Medicare liens are sometimes referred to as “super liens” and for good reason. A Medicare lien is superior to other types of liens and does not even require written or actual notice to the parties involved. They are just suppose to be paid back, period. Medicare can recover from either party or either party’s attorney. There are several Federal laws saying so.
Texas Courts have sometimes upheld Medicare’s “super lien,” even in the case of uninsured motorist benefits. This was shown in the case, Lewis v. Allstate, where Allstate was held not to have breached its contract with its insured by including Medicare as a co-payee on the settlement check for uninsured motorist benefits when both parties knew Medicare had issued payments for the insured’s medical treatment. This was a 2006 case. In the Lewis case, the insured person conceded that Medicare would have had the right to seek reimbursement from an insurance company that knew or should have known about payments made by Medicare but failed to protect Medicare’s rights. In this case, the insured attempted to rely on a 2000 case decided by the Beaumont Court of Appeals, styled Texas Farmers Insurance Company v.

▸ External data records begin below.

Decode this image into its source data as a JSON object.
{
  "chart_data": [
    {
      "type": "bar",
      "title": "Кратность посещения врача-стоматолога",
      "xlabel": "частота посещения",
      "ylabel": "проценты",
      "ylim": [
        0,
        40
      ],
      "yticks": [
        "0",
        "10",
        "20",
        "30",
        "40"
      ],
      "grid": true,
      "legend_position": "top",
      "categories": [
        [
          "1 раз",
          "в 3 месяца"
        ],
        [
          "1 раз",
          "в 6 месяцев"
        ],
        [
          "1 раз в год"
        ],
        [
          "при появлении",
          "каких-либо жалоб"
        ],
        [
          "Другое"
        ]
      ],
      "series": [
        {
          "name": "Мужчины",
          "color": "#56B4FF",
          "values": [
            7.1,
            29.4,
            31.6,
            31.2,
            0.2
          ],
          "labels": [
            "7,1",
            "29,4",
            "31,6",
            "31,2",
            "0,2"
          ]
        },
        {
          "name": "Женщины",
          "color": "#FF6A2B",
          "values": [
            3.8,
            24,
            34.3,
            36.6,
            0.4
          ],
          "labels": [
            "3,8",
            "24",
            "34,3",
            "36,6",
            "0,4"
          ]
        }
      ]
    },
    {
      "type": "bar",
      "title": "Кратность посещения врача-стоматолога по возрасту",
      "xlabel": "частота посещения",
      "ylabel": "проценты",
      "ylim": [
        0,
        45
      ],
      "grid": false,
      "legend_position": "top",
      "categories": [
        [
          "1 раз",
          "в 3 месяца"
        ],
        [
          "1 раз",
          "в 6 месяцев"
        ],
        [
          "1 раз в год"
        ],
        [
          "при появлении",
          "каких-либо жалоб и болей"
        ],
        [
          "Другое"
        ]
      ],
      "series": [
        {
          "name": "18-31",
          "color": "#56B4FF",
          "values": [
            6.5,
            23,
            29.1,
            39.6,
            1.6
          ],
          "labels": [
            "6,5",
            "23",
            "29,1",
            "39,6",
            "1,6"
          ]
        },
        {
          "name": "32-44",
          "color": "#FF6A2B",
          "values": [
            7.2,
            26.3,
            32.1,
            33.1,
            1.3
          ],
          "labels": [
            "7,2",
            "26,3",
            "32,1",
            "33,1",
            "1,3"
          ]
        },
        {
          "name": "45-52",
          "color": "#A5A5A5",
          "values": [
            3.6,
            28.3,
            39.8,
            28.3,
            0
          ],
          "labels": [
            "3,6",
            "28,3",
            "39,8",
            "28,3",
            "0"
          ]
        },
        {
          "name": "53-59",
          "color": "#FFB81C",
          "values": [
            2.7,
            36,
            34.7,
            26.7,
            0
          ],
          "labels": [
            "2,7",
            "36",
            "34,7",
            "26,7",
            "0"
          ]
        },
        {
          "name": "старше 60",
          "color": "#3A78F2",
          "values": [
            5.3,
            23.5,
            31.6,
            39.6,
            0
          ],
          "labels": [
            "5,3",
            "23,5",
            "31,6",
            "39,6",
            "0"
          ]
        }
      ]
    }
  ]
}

Fruge, in which the Court held “that it is a breach of contract for an insurer to include Medicare on a benefit check where the insurer had no reason to suspect that Medicare had any entitlement to a portion of the benefits paid.” The Court refused to hold that Texas Farmers Insurance Company had a duty to determine the amount paid by Medicare, and distinguished Fruge, wherein the insurer knew Medicare had made a very small payment, yet it included Medicare as a co-payee on checks totaling nearly ten times that amount.
When dealing with Medicare it is not just important, it is vital that an experienced Insurance Law Attorney be involved in the settlement to keep the Medicare recepient out of legal trouble.